Garima Yadav, NMIMS, Kirit P. Mehta School of Law
ABSTRACT
Impossibility can exist at the moment of contracting or develop afterwards. It could be a matter of physical or legal impossibility. In any situation, the agreement is null and void from the start. The point is that the law can't make the impossible happen. The contract is terminated when the subject substance is destroyed due to practical impossibility. Even if the party' intended object does not materialise, the contract is frustrated. For example, when a flat was rented for the objective of witnessing coronation ceremonies on predetermined dates and the coronation ceremony was eventually cancelled, it was determined that the defendant was not responsible for the balance of rent because the contract's object was frustrated by the coronation's non-occurrence.
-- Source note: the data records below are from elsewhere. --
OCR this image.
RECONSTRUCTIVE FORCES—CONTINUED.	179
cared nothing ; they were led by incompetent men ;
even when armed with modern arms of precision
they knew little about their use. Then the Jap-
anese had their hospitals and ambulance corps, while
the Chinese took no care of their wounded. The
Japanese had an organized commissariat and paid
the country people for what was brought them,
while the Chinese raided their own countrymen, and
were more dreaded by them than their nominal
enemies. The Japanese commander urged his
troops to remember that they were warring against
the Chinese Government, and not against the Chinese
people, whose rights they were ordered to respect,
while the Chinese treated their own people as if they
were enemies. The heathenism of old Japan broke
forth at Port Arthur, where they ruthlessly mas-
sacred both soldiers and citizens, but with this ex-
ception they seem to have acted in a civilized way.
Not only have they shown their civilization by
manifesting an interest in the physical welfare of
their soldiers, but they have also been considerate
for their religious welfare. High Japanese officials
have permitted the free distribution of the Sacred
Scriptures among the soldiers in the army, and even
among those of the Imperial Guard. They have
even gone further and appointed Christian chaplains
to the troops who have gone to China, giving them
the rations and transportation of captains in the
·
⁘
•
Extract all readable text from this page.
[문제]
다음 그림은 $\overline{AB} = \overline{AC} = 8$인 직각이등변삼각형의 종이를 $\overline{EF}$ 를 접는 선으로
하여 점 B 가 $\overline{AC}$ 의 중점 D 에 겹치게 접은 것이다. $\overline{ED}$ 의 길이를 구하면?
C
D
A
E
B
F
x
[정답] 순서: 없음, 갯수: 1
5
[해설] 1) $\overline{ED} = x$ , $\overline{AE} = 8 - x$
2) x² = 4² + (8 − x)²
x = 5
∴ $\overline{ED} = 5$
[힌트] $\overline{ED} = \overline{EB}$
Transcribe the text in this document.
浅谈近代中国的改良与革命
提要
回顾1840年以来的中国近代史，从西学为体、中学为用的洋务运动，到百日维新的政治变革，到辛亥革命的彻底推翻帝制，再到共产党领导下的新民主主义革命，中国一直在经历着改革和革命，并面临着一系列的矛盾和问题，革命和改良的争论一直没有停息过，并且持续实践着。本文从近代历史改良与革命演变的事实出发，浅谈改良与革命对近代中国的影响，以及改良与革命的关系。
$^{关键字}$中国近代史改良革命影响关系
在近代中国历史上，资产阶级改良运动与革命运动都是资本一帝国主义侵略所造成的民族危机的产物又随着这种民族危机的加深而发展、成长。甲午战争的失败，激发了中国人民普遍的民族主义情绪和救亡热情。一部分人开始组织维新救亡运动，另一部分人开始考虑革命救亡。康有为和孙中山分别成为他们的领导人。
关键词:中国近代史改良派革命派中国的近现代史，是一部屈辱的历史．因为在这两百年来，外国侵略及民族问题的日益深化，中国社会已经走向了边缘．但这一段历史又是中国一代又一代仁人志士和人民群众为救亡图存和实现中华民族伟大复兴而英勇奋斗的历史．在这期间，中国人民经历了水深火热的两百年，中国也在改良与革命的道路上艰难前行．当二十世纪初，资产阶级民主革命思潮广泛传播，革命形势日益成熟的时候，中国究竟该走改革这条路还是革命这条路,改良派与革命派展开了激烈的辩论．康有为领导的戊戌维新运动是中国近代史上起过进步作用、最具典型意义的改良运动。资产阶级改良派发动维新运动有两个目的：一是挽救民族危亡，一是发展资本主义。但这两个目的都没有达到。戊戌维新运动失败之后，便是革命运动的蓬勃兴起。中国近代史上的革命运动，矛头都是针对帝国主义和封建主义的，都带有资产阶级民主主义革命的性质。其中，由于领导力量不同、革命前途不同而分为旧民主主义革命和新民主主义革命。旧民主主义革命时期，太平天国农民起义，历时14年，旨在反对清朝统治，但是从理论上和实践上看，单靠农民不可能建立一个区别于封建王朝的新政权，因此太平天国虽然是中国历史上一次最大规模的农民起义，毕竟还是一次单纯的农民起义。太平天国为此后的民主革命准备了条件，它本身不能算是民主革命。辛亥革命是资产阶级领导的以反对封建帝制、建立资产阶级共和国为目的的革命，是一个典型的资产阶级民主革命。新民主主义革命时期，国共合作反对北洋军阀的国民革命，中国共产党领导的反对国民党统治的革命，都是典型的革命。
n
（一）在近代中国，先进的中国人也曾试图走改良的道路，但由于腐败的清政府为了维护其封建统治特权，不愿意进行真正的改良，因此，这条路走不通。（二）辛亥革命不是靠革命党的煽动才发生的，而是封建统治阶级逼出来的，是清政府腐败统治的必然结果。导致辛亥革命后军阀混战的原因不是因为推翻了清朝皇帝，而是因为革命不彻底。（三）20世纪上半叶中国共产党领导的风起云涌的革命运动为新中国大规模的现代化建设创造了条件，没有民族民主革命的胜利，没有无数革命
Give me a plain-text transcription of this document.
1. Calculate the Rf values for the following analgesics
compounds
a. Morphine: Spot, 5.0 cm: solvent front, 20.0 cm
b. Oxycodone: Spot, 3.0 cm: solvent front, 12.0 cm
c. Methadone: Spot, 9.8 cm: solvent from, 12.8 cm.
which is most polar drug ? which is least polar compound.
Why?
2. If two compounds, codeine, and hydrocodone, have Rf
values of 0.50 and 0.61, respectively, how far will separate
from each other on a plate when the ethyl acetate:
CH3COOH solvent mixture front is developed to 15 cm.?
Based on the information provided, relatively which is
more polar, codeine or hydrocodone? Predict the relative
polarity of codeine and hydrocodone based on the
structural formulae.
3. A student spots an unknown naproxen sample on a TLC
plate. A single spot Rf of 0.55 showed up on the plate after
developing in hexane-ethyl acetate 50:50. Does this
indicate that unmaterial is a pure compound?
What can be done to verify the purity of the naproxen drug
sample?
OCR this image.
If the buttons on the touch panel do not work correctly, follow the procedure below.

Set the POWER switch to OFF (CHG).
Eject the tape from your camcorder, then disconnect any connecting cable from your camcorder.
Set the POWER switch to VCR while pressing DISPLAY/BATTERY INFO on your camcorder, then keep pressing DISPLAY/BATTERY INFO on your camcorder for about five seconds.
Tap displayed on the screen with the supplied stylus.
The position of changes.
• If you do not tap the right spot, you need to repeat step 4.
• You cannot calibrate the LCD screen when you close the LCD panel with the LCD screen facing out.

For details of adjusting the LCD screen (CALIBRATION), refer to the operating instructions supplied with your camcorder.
The Supreme Court did explain the doctrine of frustration in the case of Satyabrata Ghose v. Mugneeram1, in which Justice Mukherjee stated that the primary concept upon which doctrine of frustration is focussed is that of the impossibility of contract execution, and that the terms frustration and impossibility could be used interchangeably.
Frustration is a word that is commonly used in contractual agreements between individuals, and it relates to being defeated in a broad sense. The phrase "frustration" refers to failed transactions that were never completed for whatever justification2. The principle of frustration has emerged as one of the most common difficulties in contract law when it comes to unsuccessful contracts.